When I visited Texas a second time, I spent more time in other cities. I visited San Antonio, Austin, Houston, Fort Worth, and Dallas. Unlike Philadelphia, I noticed more businesses were open and the economy was thriving. People were free to shop as they pleased, and no one bothered those who chose to wear a mask—or those who didn’t. Individuals had the freedom to choose how they wanted to live their lives. I was in a different state, but coming from the East Coast, it felt like a different world.

Those state differences are what make this country so exceptional. America is built on the principles of federalism, a system where power is shared between the national and state governments, and each has their own powers and sovereignty. Our founders knew that the best way to govern is through local government—or a government closer to home and more accountable to the people. State and local governments, rather than a distant federal government in Washington, DC, know what policies work best for their people, since they live in the communities they govern. Texas, with its unique pandemic policies that have generated a low unemployment rate and a thriving economy, is a prime example of federalism at work.
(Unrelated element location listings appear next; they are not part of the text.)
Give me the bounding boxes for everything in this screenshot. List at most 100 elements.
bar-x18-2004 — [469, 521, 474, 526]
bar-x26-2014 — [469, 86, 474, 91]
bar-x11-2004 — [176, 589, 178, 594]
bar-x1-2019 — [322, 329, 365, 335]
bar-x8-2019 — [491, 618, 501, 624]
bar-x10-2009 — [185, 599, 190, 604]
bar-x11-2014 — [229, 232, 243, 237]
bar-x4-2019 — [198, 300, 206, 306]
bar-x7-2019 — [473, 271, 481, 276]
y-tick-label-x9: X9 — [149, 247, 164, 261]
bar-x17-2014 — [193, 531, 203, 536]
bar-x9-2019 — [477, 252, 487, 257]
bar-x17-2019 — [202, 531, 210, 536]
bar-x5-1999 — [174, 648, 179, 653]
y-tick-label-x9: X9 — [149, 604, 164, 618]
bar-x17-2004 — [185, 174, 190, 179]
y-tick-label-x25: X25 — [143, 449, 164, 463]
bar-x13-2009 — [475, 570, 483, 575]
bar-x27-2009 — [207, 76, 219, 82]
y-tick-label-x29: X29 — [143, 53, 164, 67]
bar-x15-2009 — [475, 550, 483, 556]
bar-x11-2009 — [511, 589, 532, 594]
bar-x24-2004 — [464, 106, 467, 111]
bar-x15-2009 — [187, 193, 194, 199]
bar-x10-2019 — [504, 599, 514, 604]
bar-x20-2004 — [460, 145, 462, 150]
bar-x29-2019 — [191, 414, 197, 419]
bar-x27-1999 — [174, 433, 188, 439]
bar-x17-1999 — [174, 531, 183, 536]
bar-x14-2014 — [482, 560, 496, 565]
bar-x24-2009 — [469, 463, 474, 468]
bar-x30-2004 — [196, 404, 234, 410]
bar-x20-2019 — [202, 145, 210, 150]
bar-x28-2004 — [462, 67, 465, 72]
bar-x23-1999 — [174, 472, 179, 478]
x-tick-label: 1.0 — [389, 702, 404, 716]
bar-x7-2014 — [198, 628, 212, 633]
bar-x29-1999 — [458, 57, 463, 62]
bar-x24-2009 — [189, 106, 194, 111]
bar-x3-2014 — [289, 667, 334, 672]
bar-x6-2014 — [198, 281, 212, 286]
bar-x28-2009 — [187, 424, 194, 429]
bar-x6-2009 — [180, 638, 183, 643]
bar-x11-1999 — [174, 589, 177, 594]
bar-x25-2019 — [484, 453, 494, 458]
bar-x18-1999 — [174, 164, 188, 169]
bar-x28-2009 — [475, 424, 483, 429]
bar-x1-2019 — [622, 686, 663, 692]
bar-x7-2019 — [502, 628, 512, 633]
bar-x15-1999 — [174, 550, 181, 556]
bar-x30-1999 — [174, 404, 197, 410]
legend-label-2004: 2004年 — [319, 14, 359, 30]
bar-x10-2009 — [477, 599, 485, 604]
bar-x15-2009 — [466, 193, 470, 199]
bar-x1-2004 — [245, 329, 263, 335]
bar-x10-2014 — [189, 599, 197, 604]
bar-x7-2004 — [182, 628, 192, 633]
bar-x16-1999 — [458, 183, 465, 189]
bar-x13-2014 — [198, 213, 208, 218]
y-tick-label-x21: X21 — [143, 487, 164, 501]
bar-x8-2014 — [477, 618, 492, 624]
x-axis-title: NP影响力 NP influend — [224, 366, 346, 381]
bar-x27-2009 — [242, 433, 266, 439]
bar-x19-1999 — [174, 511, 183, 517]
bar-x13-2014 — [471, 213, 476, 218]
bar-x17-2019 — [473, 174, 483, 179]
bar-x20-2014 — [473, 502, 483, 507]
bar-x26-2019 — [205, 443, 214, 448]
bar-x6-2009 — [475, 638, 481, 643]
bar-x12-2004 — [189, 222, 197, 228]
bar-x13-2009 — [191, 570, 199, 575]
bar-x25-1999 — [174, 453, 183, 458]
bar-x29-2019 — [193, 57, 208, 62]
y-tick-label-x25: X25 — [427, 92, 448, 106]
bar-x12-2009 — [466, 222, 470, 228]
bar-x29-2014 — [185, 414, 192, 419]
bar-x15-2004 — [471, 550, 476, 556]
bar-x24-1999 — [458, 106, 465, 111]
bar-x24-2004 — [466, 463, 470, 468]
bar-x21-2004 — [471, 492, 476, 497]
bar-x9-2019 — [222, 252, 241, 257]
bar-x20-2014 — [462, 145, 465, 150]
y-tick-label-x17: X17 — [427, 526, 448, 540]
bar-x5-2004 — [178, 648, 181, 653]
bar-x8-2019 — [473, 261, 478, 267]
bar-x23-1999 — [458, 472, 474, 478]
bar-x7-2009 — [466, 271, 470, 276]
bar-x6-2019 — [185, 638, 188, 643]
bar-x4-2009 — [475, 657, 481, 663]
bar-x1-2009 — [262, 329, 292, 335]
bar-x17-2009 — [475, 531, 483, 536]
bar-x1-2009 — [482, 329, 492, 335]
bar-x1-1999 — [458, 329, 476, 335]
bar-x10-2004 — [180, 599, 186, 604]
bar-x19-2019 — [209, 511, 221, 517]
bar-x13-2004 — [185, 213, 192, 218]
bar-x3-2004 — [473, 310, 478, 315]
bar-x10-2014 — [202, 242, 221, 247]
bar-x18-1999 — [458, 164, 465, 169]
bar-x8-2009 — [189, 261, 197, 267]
Texas’ ability to manage the crisis in its own unique way—without excessive interference from Washington D.C.—is what makes this country so exceptional.

When I reflected on all the Lone Star State has to offer, I considered the possibility of moving across the country, thousands of miles away from my family and friends, where I knew almost no one and had no support system. It wasn’t an easy choice, but I decided to take the leap and move to Texas in 2021.

My story isn’t special or unique. People are flooding to Texas, not just from the east coast, but from all over the country. Low taxes, low crime rates, and the freedom to live your life without fear of government intervention are bringing thousands to the state. As I settle into my new home, I’m thankful for our federalist system that allows states to govern as they see fit. And I look forward to the 2023 legislative session when lawmakers will, hopefully, pass legislation to strengthen an already-freedom loving position.